Someday, you’ll meet family again who truly, genuinely treat you well — family who make you willing to stay by their side.
A bus approached from a distance; Zhou Ya walked forward a couple of steps, and after confirming the license plate, turned back toward the two young women: “The bus is here.”
Fang Long stamped her feet: “Finally, my feet are numb from the cold…”
Zhou Ya said, unimpressed: “Who told you to wear so little? Not even a jacket.”
Fang Long said without thinking: “I brought one, it’s in my suitcase.”
Zhou Ya took off his leather jacket and pushed it into Fang Long’s hands: “Wear this.”
“Oh, no need, I really did bring one—” Fang Long, caught by Zhou Ya’s sharp glance, couldn’t keep up the lie, and clutched the jacket, still warm with his body heat, pouting as she muttered, “Then what about you? Won’t you be cold?”
Zhou Ya replied with a mock-cheerful face: “Mm, freezing.”
Fang Long nearly burst out laughing, going along with it: “Then you should hurry back.”
Zhou Ya ignored her, and once the bus stopped, he went to confirm the destination with the driver first, then helped load the two girls’ luggage into the compartment at the back of the bus. Andrew Town had only these two passengers; Luo Xin had already boarded, while Fang Long was still below. The driver urged: “Little sister, hurry up and get on.”
“Wait! The luggage isn’t loaded yet!” Fang Long called out, hurrying anxiously to Zhou Ya’s side. “Hey, I’m off…”
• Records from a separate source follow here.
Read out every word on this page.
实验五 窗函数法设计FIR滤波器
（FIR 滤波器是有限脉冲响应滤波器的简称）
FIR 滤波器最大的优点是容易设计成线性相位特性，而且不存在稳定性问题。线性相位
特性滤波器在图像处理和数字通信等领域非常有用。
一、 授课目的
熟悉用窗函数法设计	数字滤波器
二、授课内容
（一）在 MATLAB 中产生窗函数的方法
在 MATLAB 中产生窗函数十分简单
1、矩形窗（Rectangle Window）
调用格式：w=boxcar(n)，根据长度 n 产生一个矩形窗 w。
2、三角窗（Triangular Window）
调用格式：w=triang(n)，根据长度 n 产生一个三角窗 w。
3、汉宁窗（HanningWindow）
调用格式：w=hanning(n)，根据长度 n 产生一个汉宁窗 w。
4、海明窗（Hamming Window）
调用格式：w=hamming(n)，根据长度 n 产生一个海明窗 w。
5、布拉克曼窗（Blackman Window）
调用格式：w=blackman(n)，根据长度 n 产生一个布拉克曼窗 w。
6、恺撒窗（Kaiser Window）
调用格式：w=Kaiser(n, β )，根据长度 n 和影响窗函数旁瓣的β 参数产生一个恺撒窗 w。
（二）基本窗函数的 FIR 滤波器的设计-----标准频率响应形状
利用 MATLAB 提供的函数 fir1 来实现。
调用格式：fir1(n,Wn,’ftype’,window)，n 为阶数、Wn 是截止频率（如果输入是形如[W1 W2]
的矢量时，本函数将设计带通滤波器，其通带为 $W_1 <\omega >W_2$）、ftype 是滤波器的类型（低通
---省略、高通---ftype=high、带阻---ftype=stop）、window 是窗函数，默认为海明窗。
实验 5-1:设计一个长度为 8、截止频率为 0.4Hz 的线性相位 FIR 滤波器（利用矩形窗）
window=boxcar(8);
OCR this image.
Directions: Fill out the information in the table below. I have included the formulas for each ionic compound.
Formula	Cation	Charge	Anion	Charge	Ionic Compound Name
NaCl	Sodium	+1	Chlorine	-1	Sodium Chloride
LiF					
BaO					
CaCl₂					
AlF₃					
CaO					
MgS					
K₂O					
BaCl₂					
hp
“Mm, go on, call me once you get to Guangzhou.”
The bus’s luggage compartment door was still open, hanging in mid-air, blocking the view of the passengers on board, including Luo Xin. Zhou Ya held the edge of the compartment door with one hand, bending slightly, and with the other hooked at Fang Long’s fingers: “Your hands are too cold. Put the jacket on once you’re up there.”
Fang Long suddenly had so much she wanted to say, but felt it was overly sentimental — it was just a short trip out, why make it feel like a life-and-death farewell? She turned her hand to grip Zhou Ya’s, and amid the rumbling engine noise, said quietly: “Zhou Ya, I’ll come back.”
Zhou Ya froze, at first about to tease her for suddenly being so reluctant to part — hadn’t she been happy as a child packing her bags just yesterday? But in the end, he only lowered his head and kissed her cheek: “Okay, I’ll wait for you to come back.”